Il dittico dell'Intercessione:

Cristo benedice Andria su ‘invito’ della Madonna,

Icona dell’Altare Maggiore e reliquiario

Percorso museale virtuale

Le meravigliose tavole di questo “dittico dell’Intercessione”, oggi esposte nel Museo diocesano “San Riccardo” di Andria, ai tempi di mons. Luca Antonio Resta facevano parte del reliquiario posto nel presbiterio, sull’altare maggiore della Cattedrale, e quasi certamente fungevano da dossale o pala d’altare. Nel 1586 lo scrive espressamente lo stesso vescovo nel suo “Officium Sancti Richardi primi Episcopi Andriensis et Patroni …”; vi si legge:

“Reliquiæ quæ conservantur in Ecclesia Cathedrali Andriensis.

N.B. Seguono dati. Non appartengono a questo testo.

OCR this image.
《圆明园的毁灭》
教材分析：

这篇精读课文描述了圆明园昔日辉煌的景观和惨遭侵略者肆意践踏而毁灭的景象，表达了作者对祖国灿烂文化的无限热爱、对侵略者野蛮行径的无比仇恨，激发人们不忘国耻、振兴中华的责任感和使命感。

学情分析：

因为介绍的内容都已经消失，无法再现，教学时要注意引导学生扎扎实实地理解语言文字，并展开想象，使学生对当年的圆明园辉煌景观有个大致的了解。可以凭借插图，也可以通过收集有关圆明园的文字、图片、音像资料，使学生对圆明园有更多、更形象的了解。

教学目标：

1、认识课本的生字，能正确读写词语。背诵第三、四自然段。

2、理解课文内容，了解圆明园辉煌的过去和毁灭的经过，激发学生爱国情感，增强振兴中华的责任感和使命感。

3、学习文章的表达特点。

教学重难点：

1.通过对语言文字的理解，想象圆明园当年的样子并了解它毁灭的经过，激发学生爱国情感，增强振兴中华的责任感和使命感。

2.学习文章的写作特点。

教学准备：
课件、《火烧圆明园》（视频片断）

In Sacello Sancti Richardi extat corpus eiusdem Sancti Primi Episcopi Andriensis,& patroni.
In Sacristia eiusdem Ecclesiæ.
… [segue l’elenco delle reliquie conservate in sacrestia, tra cui la Sacra Spina] …
In Icona Altaris Maioris
habentur infrascriptæ Reliquiæ.
… [segue l’elenco delle reliquie ivi conservate] … ”

[tratto da “Officium Sancti Richardi primi Episcopi Andriensis et Patroni …”, di Lucas Antonius Resta Messapiensis, Romæ, apud Iacobum Ruffinellum, MDLXXXVI, pag. 13]

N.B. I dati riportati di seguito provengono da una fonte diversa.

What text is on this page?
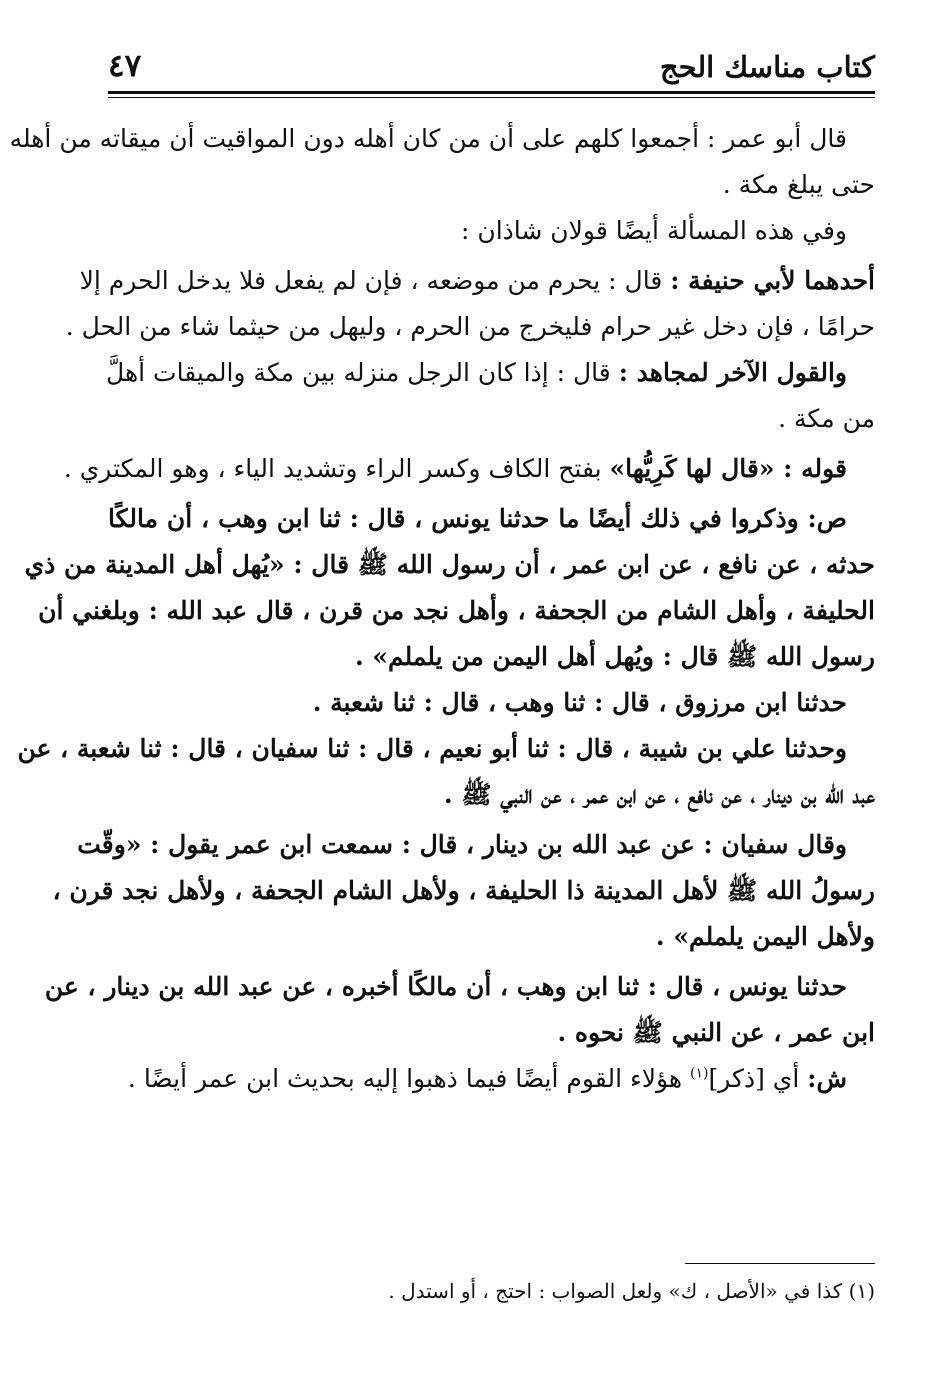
كتاب مناسك الحج
٤٧
قال أبو عمر : أجمعوا كلهم على أن من كان أهله دون المواقيت أن ميقاته من أهله
حتى يبلغ مكة .
وفي هذه المسألة أيضًا قولان شاذان :
أحدهما لأبي حنيفة : قال : يحرم من موضعه ، فإن لم يفعل فلا يدخل الحرم إلا
حرامًا ، فإن دخل غير حرام فليخرج من الحرم ، وليهل من حيثما شاء من الحل .
والقول الآخر لمجاهد : قال : إذا كان الرجل منزله بين مكة والميقات أهلَّ
من مكة .
قوله : «قال لها كَرِيُّها» بفتح الكاف وكسر الراء وتشديد الياء ، وهو المكتري .
ص: وذكروا في ذلك أيضًا ما حدثنا يونس ، قال : ثنا ابن وهب ، أن مالكًا
حدثه ، عن نافع ، عن ابن عمر ، أن رسول الله ﷺ قال : «يُهل أهل المدينة من ذي
الحليفة ، وأهل الشام من الجحفة ، وأهل نجد من قرن ، قال عبد الله : وبلغني أن
رسول الله ﷺ قال : ويُهل أهل اليمن من يلملم» .
حدثنا ابن مرزوق ، قال : ثنا وهب ، قال : ثنا شعبة .
وحدثنا علي بن شيبة ، قال : ثنا أبو نعيم ، قال : ثنا سفيان ، قال : ثنا شعبة ، عن
عبد الله بن دينار ، عن نافع ، عن ابن عمر ، عن النبي ﷺ .
وقال سفيان : عن عبد الله بن دينار ، قال : سمعت ابن عمر يقول : «وقّت
رسولُ الله ﷺ لأهل المدينة ذا الحليفة ، ولأهل الشام الجحفة ، ولأهل نجد قرن ،
ولأهل اليمن يلملم» .
حدثنا يونس ، قال : ثنا ابن وهب ، أن مالكًا أخبره ، عن عبد الله بن دينار ، عن
ابن عمر ، عن النبي ﷺ نحوه .
ش: أي [ذكر]$^{(١)}$ هؤلاء القوم أيضًا فيما ذهبوا إليه بحديث ابن عمر أيضًا .
(١) كذا في «الأصل ، ك» ولعل الصواب : احتج ، أو استدل .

Nella relazione sullo stato della Chiesa di Andria, datata 10 maggio 1590 e inviata a Roma per la prima Visita ad Limina, mons. Resta ribadisce che un reliquiario è posto nell’icona dell’altare maggiore della Cattedrale; scrive:

Reliquie S.[anct]orũ quæ usque ad mille et trecenta ascendunt decenter et recte servantur tam in icona altaris cũ specillis vitreis quam intus Sacristiam in thecis argenteis vel ligneis deauratis…”

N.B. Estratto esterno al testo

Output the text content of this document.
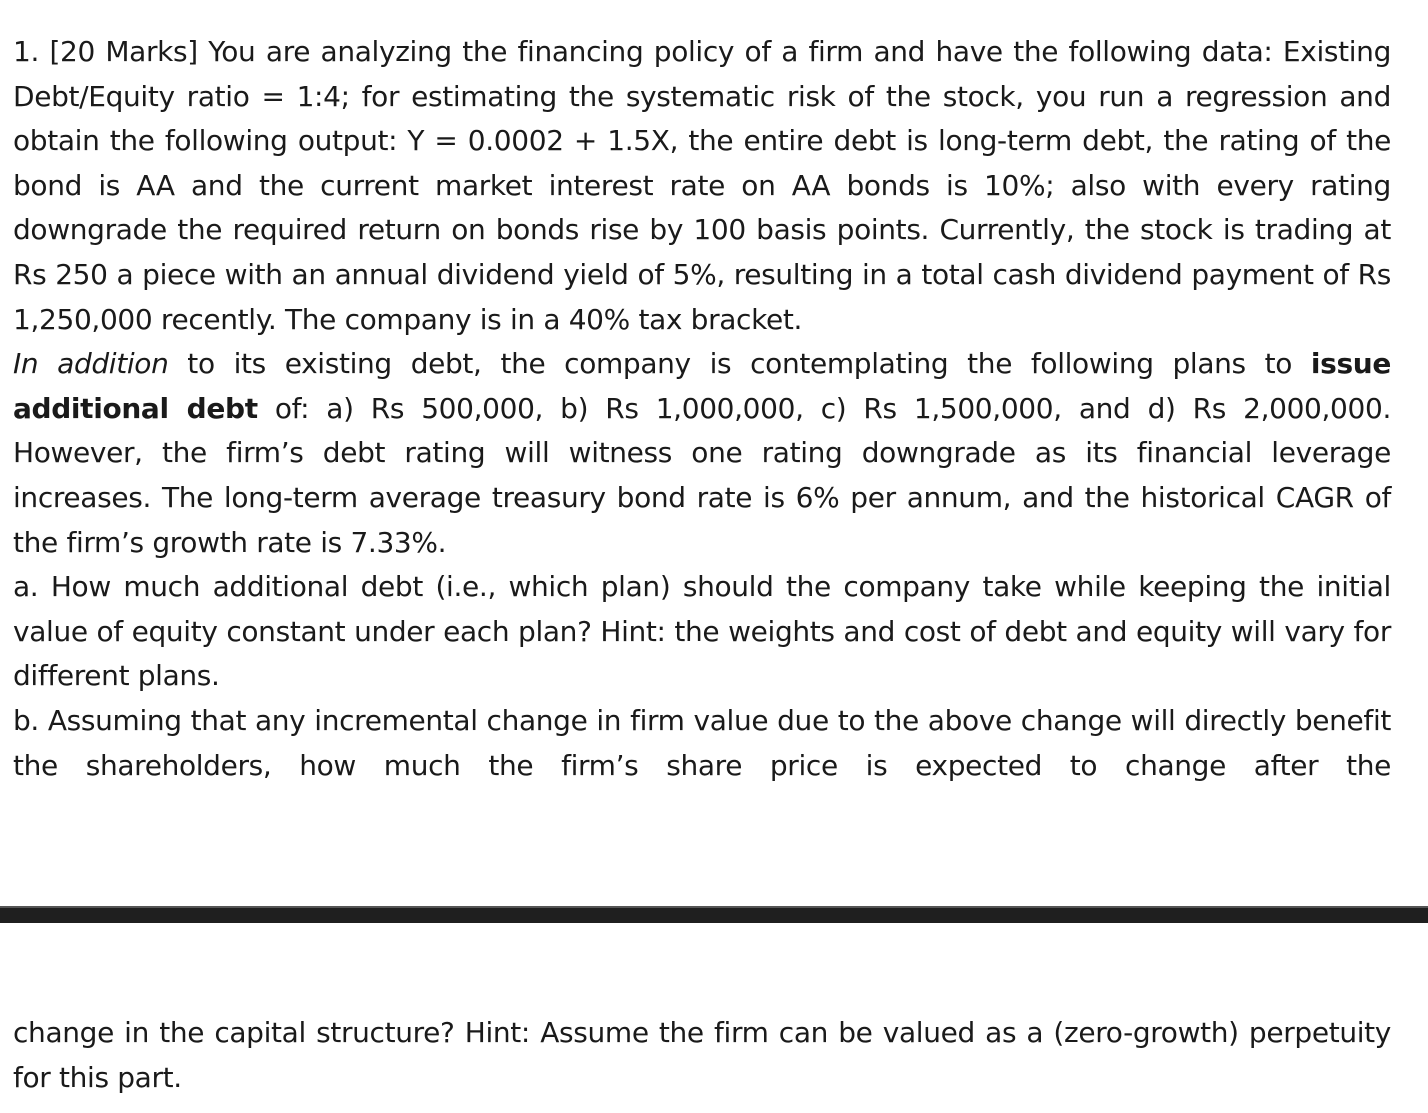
1. [20 Marks] You are analyzing the financing policy of a firm and have the following data: Existing Debt/Equity ratio = 1:4; for estimating the systematic risk of the stock, you run a regression and obtain the following output: Y = 0.0002 + 1.5X, the entire debt is long-term debt, the rating of the bond is AA and the current market interest rate on AA bonds is 10%; also with every rating downgrade the required return on bonds rise by 100 basis points. Currently, the stock is trading at Rs 250 a piece with an annual dividend yield of 5%, resulting in a total cash dividend payment of Rs 1,250,000 recently. The company is in a 40% tax bracket.

In addition to its existing debt, the company is contemplating the following plans to issue additional debt of: a) Rs 500,000, b) Rs 1,000,000, c) Rs 1,500,000, and d) Rs 2,000,000. However, the firm’s debt rating will witness one rating downgrade as its financial leverage increases. The long-term average treasury bond rate is 6% per annum, and the historical CAGR of the firm’s growth rate is 7.33%.

a. How much additional debt (i.e., which plan) should the company take while keeping the initial value of equity constant under each plan? Hint: the weights and cost of debt and equity will vary for different plans.

b. Assuming that any incremental change in firm value due to the above change will directly benefit the shareholders, how much the firm’s share price is expected to change after the

change in the capital structure? Hint: Assume the firm can be valued as a (zero-growth) perpetuity for this part.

La primitiva collocazione di queste due tavole come icona dell’altare maggiore giustifica la loro grandiosità, sia dimensionale che artistica; ambedue normalmente affiancate, splendide nella loro vasta superficie dorata, erano indiscutibile sprone al culto sia del Cristo che della Vergine, emergenti dall’interno di due luminosi nimbi ellissoidali, mistiche mandorle fiammanti, simboli di apoteosi e gloria.

Non sappiamo fino a quando le tavole funsero da dossale dell’altare maggiore, forse fino all’aprile del 1636 (non ho trovato documenti precedenti che ne parlino), quando mons. Felice Franceschini, dopo aver terminato la costruzione (edile) del nuovo coro, restaurò la cappella di S. Riccardo e spostò il sarcofago del Santo da sopra il baldacchino dell’altare sotto lo stesso; lo scrive nella sua visita ad limina del novembre 1636:

Corus d[ictæ] Cathed[ra]lis per antea valde angustus in maiorem, et venustiorem formam redactus fuitRestaurata … fuit Capella Divi Riccardi primi d[ictæ] Cathedralis E[pisco]pi et Civitatis patroni suumq[ue] venerandũ Corpus sollemni ritu summaq[ue] concurrentis Populi devotione à tumulo, in quo reconditũ venerabat[ur], translatum subtus altare d[ictæ] restauratæ Capellæ collocatũ maiorem in dies recipit concursum, et venerationem.”

Certamente le tavole non erano più sull’altare maggiore nel luglio del 1644, come testimonia la relazione sulla visita pastorale condotta in Cattedrale da mons. Ascanio Cassiano; vi annota:

Loco Iconæ adest Crux ex ligno inargentato cum Crucifixo ex eodem ligno inargentato, sex candelabra similiter ex ligno inargentato, et septimum candelabrum, quando celebrat Ep.[isco]ũs.”

Cristo benedice la città di Andria La Madonna invita il Figlio a proteggere Andria
[Cristo benedice Andria su invito della Madonna; particolari - elab. elettr. su foto di S. Di Tommaso - 13/11/2011]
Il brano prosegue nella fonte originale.